De volta às origens.


O logo da GAP mudou, foi odiado pelo universo, e aí, o que acontece? “Desculpe, foi um engano.”.


Tudo bem, você pode voltar atrás de alguma decisão, porque, nessa realidade em que tudo é líquido, já se espera que tudo mude mesmo. Até as opiniões. Mas, vamos combinar, né? Mudar um logo, conhecido e adorado por tanta gente há tantos anos, da noite pro dia, e esperar que a reação seja a mais pacífica possível foi um erro primário. Errar é humano, mas não exclui o fato de que pode ser catastrófico. E foi.
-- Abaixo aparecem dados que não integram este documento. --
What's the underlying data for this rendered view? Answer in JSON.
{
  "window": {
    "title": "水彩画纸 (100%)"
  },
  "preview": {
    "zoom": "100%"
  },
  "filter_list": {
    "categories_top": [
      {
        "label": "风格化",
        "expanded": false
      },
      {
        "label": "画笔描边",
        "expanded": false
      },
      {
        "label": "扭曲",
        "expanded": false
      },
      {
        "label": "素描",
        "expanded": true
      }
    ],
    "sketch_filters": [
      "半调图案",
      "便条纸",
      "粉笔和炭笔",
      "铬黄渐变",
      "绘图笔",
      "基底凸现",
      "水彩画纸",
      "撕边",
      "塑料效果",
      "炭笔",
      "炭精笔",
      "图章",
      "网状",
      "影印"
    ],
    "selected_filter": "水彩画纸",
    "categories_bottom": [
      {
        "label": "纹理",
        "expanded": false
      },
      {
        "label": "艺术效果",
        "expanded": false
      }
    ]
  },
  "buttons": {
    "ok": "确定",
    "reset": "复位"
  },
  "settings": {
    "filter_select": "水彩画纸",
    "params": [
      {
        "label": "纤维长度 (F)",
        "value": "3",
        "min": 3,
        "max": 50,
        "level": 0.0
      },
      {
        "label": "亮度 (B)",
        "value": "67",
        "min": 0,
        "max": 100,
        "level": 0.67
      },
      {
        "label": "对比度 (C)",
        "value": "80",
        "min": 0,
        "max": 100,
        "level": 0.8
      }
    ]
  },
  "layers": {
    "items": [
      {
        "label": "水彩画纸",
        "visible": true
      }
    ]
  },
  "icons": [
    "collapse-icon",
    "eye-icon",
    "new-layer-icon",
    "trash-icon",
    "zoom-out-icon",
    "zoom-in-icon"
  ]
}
Depois de perceber a mancada, a marca resolveu voltar atrás, humildemente, e admitir que foi um erro mudar o logo da GAP a bel prazer, ignorando a opinião principal: a do consumidor.


Diz: que empresa, hoje, pode agir sem se comunicar com seu público-alvo antes? Não dá, né? Não que a decisão deva ser tomada pelo público, e a empresa deva acatar a seus caprichos e desejos, somente. Mas é importante (pra não dizer fundamental) que o consumidor seja parte do que ocorre com a empresa.


Se você disca um número errado, você pede desculpa, desliga, e liga de novo. Mais ou menos o que a GAP fez: mudou o logo, viu a opinião do consumidor, pediu desculpa, descartou o tal logo novo e foi à luta novamente, com a munição que está acostumada a usar há uns bons anos.


Infelizmente, a empresa fez o caminho inverso. Antes de sair tomando decisões e colocando-as em prática, por favor: ouça seu público e veja se ele está aberto a mudanças, principalmente a mudanças drásticas.


Inovar e evoluir é muito digno, mas não é sinônimo de se perder a essência.


Anyways: a empresa viu o erro, reparou, e teve a humildade necessária para vir a público e dizer “ERRAMOS. Now, move on.”. E está certa. Não se chora o leite derramado, mas se limpa a bagunça.


A GAP, queridinha há tanto tempo, vai se sair bem dessa, é claro, afinal, seu público vai perdoá-la. E aposto que ela nunca mais vai acordar com vontades estranhas de mudar e, simplesmente, agir, esquecendo que sempre vai ter gente olhando. E criticando. Muito.